Ending a marriage is a difficult, emotional, and seemingly overwhelming process. The first steps may be especially difficult. Here are some ways to prepare for your divorce.
Consider your options
Before taking this leap, explore your options unless you are in a dangerous situation such as domestic violence. Couples’ counseling may be an opportunity to work out marital problems. Therapists can help provide personal guidance.
Knowing your financial situation is important. Obtain documents on all your assets, debts, income, and other financial information immediately in case your spouse tries to hide this information later. Tax returns, bank statements, loan documents and statements covering your mortgage, retirement accounts and credit cards are essential documents.
Savings and checking accounts
Open a new checking and savings account solely in your name. Do not use the bank that you and your spouse used for joint accounts. Begin depositing money in your account to help pay for the divorce and future expenses.
Establish your own credit by opening a credit card in your name. This will help you with paying expenses that arise when you may not have available cash.
Obtaining a credit report will provide you with information on any debts in your name. This will provide you with the knowledge to resolve credit disputes. Credit reports also help you monitor your credit to assure that credits are not being opened in your name or charges are being made on joint accounts.
Will and medical directive
You should update your will if you do not want your spouse to serve as your executor or receive any inheritance. You also need to change your medical directives to assure that your soon-to-be former spouse cannot make health care decisions on your behalf.

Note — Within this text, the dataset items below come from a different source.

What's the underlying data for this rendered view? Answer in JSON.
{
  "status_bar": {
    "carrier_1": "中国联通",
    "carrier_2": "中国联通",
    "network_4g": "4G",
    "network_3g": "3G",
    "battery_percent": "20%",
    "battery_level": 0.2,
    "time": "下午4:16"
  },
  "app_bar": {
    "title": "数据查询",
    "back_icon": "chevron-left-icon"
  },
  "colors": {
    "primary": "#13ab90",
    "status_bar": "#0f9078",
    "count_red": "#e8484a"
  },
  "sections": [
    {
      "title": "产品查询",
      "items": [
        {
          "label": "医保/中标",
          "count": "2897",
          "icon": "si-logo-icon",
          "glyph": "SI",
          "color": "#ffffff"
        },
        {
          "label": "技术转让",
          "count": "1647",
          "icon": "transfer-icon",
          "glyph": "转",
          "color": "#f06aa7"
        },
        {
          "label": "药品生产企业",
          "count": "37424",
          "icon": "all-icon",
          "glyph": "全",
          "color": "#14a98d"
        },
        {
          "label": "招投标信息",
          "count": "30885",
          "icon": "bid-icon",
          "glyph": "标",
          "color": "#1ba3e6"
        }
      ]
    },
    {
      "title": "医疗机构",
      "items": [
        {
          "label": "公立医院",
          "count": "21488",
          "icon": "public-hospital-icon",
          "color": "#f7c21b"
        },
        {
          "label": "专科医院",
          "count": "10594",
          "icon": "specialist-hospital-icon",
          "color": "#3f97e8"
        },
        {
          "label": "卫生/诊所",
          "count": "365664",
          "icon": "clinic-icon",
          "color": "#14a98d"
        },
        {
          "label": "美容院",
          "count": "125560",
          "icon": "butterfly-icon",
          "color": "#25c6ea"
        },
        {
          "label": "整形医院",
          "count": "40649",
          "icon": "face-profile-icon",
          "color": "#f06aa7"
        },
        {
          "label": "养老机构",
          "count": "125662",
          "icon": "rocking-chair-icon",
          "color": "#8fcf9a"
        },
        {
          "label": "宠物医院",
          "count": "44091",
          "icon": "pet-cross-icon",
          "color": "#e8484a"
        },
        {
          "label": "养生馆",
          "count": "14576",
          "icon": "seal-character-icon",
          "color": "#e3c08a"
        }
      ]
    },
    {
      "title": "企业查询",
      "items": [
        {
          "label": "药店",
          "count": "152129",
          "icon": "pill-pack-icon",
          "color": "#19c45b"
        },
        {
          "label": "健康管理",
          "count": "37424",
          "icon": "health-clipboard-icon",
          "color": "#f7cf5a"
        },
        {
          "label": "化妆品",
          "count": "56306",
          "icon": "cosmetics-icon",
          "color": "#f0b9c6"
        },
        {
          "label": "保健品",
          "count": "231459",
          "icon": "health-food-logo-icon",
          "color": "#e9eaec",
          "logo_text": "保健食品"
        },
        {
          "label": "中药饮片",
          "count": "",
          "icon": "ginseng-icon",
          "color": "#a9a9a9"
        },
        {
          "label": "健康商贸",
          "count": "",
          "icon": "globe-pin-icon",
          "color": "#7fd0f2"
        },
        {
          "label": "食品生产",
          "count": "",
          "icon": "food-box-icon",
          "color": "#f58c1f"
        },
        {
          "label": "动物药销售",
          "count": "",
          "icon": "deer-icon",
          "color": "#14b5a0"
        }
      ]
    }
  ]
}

Divorce will likely mean that your will be paying for expenses alone that were previously shared. It is important to calculate what your future expenses will be.
Document your costs for food, gas, haircuts, eating out, your car, pets, trips, childcare, clothes trips, and other expenses for two to three months. This will help provide a realistic understanding of your future expenses.
Open a new email account inaccessible to your spouse before you file for divorce. Do not email or post anything on social media accounts that can be used against you in a divorce.
Using social media to discuss your divorce, venting about your spouse, showing trips and expenditures, and revealing new romances can cause serious difficulties.
Attorneys can advise you on your legal options, describe what you can expect and help you begin this process. They can also represent your interests in negotiations and proceedings.